Lefty Matthew Boyd will start Game 3, and he matched presumed Cy Young Award winner Tarik Skubal pitch for pitch over 4 ⅔ shutout innings in Game 2 of the ALDS. Yet he only got six outs in Game 5 and pitched just 39 ⅔ regular season innings after recovering from injury.
New York? It will counter with the reliable Clarke Schmidt, who turned in an effective Game 3 ALDS start that turned that series in its favor. Schmidt also posted a 2.85 ERA in 16 starts this year.
He’s already familiar with Progressive Field in October, making two relief appearances in the 2022 ALDS there.
“Pitching on the road with fans coming at your throat, it’s kind of fun to be able to have the ability to silence them whenever you want if you get the job done,” Schmidt said Wednesday on a video call, before the club departed for Cleveland
Says Yankees manager Aaron Boone: “He’s gotten better and better each and every year. That’s been really cool to witness, but it starts with a foundation of confidence because he’s really talented.”

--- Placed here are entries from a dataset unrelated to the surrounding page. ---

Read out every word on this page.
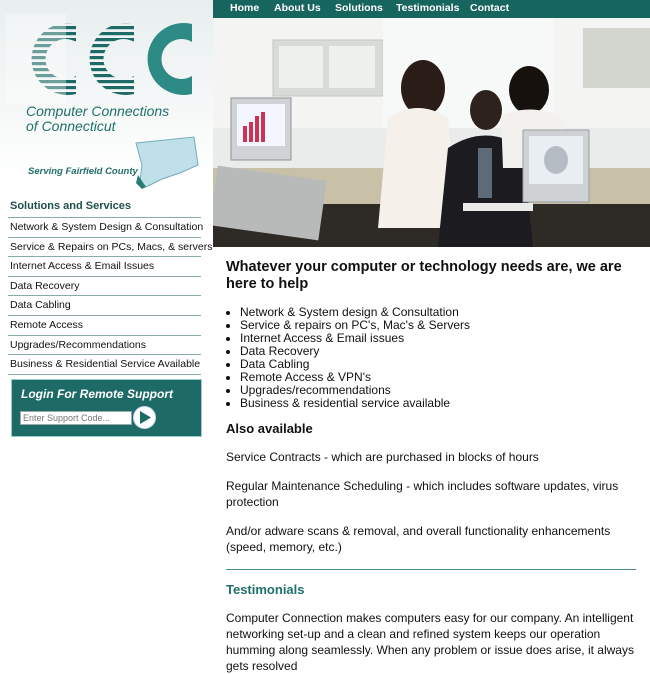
Computer Connections
of Connecticut
Serving Fairfield County
Solutions and Services
Network & System Design & Consultation
Service & Repairs on PCs, Macs, & servers
Internet Access & Email Issues
Data Recovery
Data Cabling
Remote Access
Upgrades/Recommendations
Business & Residential Service Available
Login For Remote Support
Enter Support Code...
Home About Us Solutions Testimonials Contact
Whatever your computer or technology needs are, we are here to help
• Network & System design & Consultation
• Service & repairs on PC's, Mac's & Servers
• Internet Access & Email issues
• Data Recovery
• Data Cabling
• Remote Access & VPN's
• Upgrades/recommendations
• Business & residential service available
Also available

Service Contracts - which are purchased in blocks of hours

Regular Maintenance Scheduling - which includes software updates, virus protection

And/or adware scans & removal, and overall functionality enhancements (speed, memory, etc.)

Testimonials

Computer Connection makes computers easy for our company. An intelligent networking set-up and a clean and refined system keeps our operation humming along seamlessly. When any problem or issue does arise, it always gets resolved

Boyd is, too, to be certain. Yet there is once again a ceiling on what he might be capable of – and the likelihood the Cade Smiths and Hunter Gaddises from the bullpen will be summoned far earlier than Vogt might prefer.
Game 4? The Yankees are taking the postseason wraps off Luis Gil, the AL’s best rookie pitcher who’s had 19 days to ramp up for this assignment. Bibee might be back by then for Cleveland.
Get the sense this is getting out of control?
Guardians: Still a good baseball team
Their sinkhole of the moment has obscured a few positives. Steven Kwan has extended his postseason hitting streak to 12 games, knocking Kenny Lofton out of Cleveland’s record book, and is batting .448 (13 for 29), his 13 hits trailing only Mets rookie Mark Vientos’ 14 in these playoffs.
They’ve forced the Yankee bullpen into “close-and-late” situations in every seventh through ninth innings. Vogt is correct to assert that by continuing to press, the Guardians may soon find a breakthrough.
‘We love playing in front of our fans,’ Vogt said Wednesday, back home in Cleveland. ‘I think for us, knowing we have three games here, we feel really good about it. Obviously we would have loved to have taken one in NewYork, but we still feel really good about our chances.’
Even as the odds only continue getting longer.